It is said that the coronavirus puts everyone in the same boat. In Geneva, nothing could be further from the truth. While the fortunate enjoy teleworking or taking up new skills, the Swiss city’s many informal workers struggle to cover basic needs and have almost three times higher infection rates.
Geneva is one of the most expensive places in the world, and home to a global elite of bankers, diplomats, and summer residences of the rich and famous. Despite having one the highest COVID-19 caseloads per capita in Europe, lockdown measures have been relatively light. When researchers named Switzerland the ‘Safest country in the world for Covid-19’, they should have added: for the healthy and wealthy.
As a young professional in Geneva, I have come to understand that many residents feel protected from global events. Perhaps this is linked to wealth, historical independence, or the idyllic alpine nature with villages of wooden chalets and the distant sound of cowbells. If anything, the residents of Geneva are used to setting the agenda, not abiding by it.
Perhaps for this reason, my friends and I took little notice as coronavirus entered Switzerland. In mid-March, Geneva introduced a light six-week lockdown. Offices and restaurants closed, but parks remained open, small public gatherings were allowed, and facemasks remained a rare sight. Considering the draconian measures taken in neighbouring France and Italy, the experience was almost enjoyable – for those of us who could continue working from the comfort of our homes.
With few distractions and transport time, my partner and I suddenly found ourselves with an abundance of time to cook and eat healthier, exercise, finish outstanding projects, revise French and music, or go hiking and play badminton with friends. Our biggest challenge was the search for toilet paper – the soft one – and soap.
Not everyone is faring that well. While we were conjugating French verbs, thousands lost their jobs. Particularly, the large immigrant community of informal workers struggles to make ends meet, even as lockdown measures have eased. With unemployment and poverty surging, these communities often do not have access to public health or unemployment benefits. Around 1,500 people turned up for a food handout by a local supermarket, over half of them undocumented immigrants.
Worryingly, 3 per cent of these had tested positive for coronavirus – three times the Geneva average and a rate attributed to poor and overcrowded housing. Where I live, some made ends meet by selling drugs and became increasingly desperate as their usual customers at the music venue l’Usine disappeared.

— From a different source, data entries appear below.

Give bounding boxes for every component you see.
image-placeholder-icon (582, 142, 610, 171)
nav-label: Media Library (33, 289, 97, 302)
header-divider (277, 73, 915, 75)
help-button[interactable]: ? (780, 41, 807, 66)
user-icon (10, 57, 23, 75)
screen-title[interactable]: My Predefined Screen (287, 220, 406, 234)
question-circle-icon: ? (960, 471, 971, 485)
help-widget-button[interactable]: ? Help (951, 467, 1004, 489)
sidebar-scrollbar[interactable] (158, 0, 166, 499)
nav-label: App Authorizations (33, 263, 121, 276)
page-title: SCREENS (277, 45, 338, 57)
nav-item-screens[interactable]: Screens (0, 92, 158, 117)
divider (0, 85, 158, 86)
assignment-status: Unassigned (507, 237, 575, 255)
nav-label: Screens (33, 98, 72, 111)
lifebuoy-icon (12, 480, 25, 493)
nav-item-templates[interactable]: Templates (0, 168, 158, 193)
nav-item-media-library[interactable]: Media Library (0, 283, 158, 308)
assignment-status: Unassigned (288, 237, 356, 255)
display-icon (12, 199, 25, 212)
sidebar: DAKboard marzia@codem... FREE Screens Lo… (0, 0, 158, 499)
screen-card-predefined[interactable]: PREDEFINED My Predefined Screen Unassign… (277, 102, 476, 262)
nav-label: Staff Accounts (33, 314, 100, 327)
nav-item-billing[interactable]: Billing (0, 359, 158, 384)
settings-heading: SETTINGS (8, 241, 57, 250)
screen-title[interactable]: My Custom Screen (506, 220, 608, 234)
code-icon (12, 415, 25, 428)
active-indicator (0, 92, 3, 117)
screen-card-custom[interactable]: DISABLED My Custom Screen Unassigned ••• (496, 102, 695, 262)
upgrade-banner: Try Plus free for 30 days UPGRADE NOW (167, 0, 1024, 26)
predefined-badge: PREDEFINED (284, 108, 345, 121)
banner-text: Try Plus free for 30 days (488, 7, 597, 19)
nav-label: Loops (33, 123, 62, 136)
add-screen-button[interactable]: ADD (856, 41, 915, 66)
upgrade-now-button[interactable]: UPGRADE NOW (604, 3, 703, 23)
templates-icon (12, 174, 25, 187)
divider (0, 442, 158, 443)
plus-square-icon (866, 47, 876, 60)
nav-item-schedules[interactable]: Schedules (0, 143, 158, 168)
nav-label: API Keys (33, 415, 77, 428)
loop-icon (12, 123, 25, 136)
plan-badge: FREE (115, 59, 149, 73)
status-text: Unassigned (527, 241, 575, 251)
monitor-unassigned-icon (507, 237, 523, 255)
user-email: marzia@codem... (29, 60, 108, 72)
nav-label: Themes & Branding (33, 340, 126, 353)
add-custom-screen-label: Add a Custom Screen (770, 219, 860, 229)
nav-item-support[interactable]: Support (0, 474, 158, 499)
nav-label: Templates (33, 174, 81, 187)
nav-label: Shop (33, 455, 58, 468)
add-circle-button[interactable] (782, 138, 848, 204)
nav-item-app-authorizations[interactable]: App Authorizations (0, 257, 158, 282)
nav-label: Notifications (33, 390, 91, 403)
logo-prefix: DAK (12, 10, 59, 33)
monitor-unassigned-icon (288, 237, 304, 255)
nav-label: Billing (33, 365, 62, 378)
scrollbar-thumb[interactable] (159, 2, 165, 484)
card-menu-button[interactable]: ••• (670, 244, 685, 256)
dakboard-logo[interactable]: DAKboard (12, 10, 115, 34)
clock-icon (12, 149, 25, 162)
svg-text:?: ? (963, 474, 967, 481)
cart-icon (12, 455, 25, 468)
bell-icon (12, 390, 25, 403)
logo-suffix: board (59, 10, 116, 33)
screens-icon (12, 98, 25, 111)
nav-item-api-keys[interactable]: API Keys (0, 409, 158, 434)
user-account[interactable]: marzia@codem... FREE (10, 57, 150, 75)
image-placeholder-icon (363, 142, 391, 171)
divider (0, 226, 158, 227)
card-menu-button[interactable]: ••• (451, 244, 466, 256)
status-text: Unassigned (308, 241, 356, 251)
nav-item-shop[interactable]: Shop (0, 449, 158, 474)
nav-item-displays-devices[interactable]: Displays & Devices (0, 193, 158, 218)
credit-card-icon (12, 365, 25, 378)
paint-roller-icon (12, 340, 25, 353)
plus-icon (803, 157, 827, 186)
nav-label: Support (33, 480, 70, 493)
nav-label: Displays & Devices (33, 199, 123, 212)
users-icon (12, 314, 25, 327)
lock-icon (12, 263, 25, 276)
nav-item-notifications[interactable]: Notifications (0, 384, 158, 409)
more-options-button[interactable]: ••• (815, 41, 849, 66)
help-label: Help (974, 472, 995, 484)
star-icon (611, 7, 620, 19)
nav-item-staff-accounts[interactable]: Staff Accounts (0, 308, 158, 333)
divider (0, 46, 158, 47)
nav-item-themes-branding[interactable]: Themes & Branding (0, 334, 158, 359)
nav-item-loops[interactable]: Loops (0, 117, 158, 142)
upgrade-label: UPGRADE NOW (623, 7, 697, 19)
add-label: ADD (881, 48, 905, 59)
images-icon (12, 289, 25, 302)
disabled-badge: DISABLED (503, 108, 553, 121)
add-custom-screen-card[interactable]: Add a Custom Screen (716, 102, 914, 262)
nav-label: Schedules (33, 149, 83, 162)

According to a friend of mine who works as a psychiatrist, the impact of lockdown have only exacerbated the conditions of people suffering from mental health illness. With limited savings or access to social protection, this would disproportionally affect the poor or irregular immigrants. As a doctor, he had seen first-hand a significant spike in patients needing treatment, working until late every day. And still, he feared that many would not seek medical help out for fear of infection or simply because they could not afford treatment.
As life returns to normal and the number of cases fall, I feel lucky to have been among the privileged. Meanwhile, fellow residents struggled to meet even their basic needs, and have drained any few savings they might have had, despite residing in one of the wealthiest cities on earth.